There is no doubt that Robert Edwards advanced a new era in the area of human reproduction but to award him a prize for this development without considering the considerable negative side-effects is unfortunate. The Nobel Committee either ignored or forgot the controversial and unethical side effects of IVF such as marketing of immature egg cells, freezers full of frozen embryos waiting to be adopted or serve as science experiments for immoral medical research. As Monsignor Ignacio Carrasco de Paula, head of the Pontifical Academy of Life, noted in his comments on the notorious selection of Edwards, “the extraction and trade of human eggs and the number of frozen embryos that end up being abandoned or left to die all represent a problem for which the newly awarded Nobel winner is responsible.”
The church has long taught that IVF is immoral because it separates procreation from the conjugal act in marriage and because the unused embryos that result from IVF are so often discarded and thus violate the teaching that the human person is to be respected and treated as a person from the moment of conception. While IVF has brought joy and happiness to many couples who have used it to conceive children, the cost to human dignity is too great.

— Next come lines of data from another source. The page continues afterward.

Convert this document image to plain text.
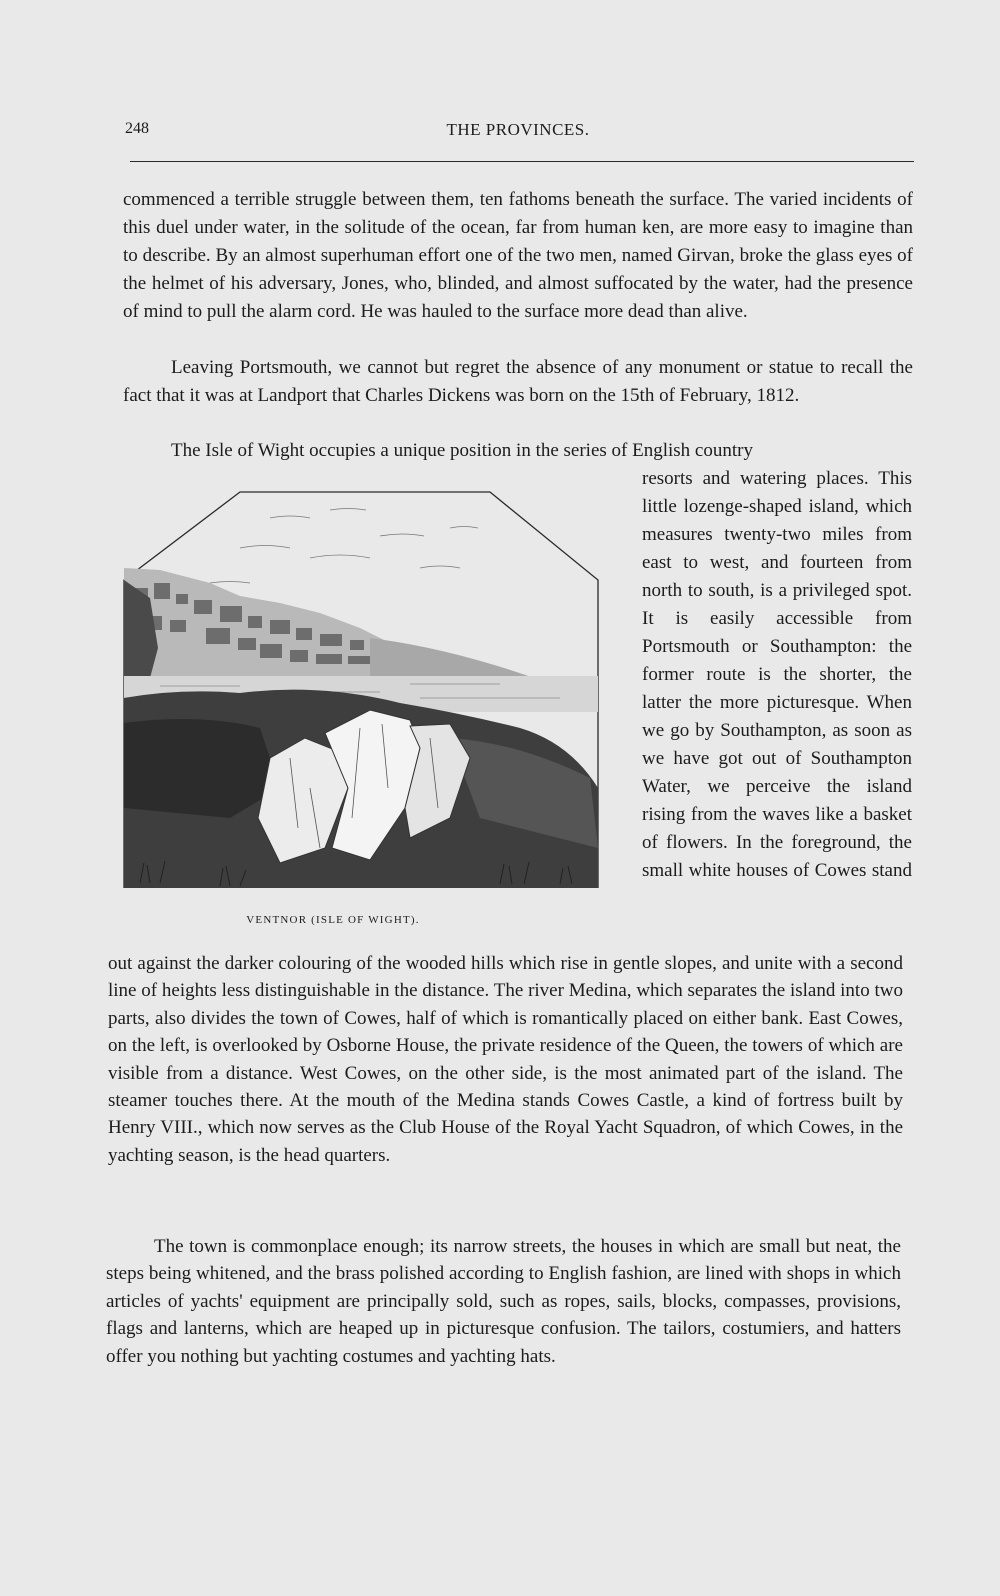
248	THE PROVINCES.

commenced a terrible struggle between them, ten fathoms beneath the surface. The varied incidents of this duel under water, in the solitude of the ocean, far from human ken, are more easy to imagine than to describe. By an almost superhuman effort one of the two men, named Girvan, broke the glass eyes of the helmet of his adversary, Jones, who, blinded, and almost suffocated by the water, had the presence of mind to pull the alarm cord. He was hauled to the surface more dead than alive.

Leaving Portsmouth, we cannot but regret the absence of any monument or statue to recall the fact that it was at Landport that Charles Dickens was born on the 15th of February, 1812.

The Isle of Wight occupies a unique position in the series of English country

resorts and watering places. This little lozenge-shaped island, which measures twenty-two miles from east to west, and fourteen from north to south, is a privileged spot. It is easily accessible from Portsmouth or Southampton: the former route is the shorter, the latter the more picturesque. When we go by Southampton, as soon as we have got out of Southampton Water, we perceive the island rising from the waves like a basket of flowers. In the foreground, the small white houses of Cowes stand

VENTNOR (ISLE OF WIGHT).

out against the darker colouring of the wooded hills which rise in gentle slopes, and unite with a second line of heights less distinguishable in the distance. The river Medina, which separates the island into two parts, also divides the town of Cowes, half of which is romantically placed on either bank. East Cowes, on the left, is overlooked by Osborne House, the private residence of the Queen, the towers of which are visible from a distance. West Cowes, on the other side, is the most animated part of the island. The steamer touches there. At the mouth of the Medina stands Cowes Castle, a kind of fortress built by Henry VIII., which now serves as the Club House of the Royal Yacht Squadron, of which Cowes, in the yachting season, is the head quarters.

The town is commonplace enough; its narrow streets, the houses in which are small but neat, the steps being whitened, and the brass polished according to English fashion, are lined with shops in which articles of yachts' equipment are principally sold, such as ropes, sails, blocks, compasses, provisions, flags and lanterns, which are heaped up in picturesque confusion. The tailors, costumiers, and hatters offer you nothing but yachting costumes and yachting hats.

The use of IVF has resulted, according to the International Federation of Catholic Medical Associations, in “a culture where human embryos are regarded as commodities rather than the precious individuals they are.”
The awarding of a Nobel Prize is usually an occasion of great joy and pride in highlighting the significant achievements and contributions of individuals to our world through literature, science, arts, medicine and politics. However, what should be an occasion of joy has become an occasion for great consternation and dismay due to the controversial and immoral results of this new medical development created by Robert Edwards. Yes, Dr. Edwards opened a door to a brave new world in medicine but in doing so he also opened a door for a medicine that has led directly to attacks upon the respect for human life and human dignity that is due every human being made in God’s image and likeness. Clearly such a dubious distinction should not be a highlight to be praised but rather a low point to be passionately condemned if ever we are to truly build up the culture of life and a civilization of love in our world.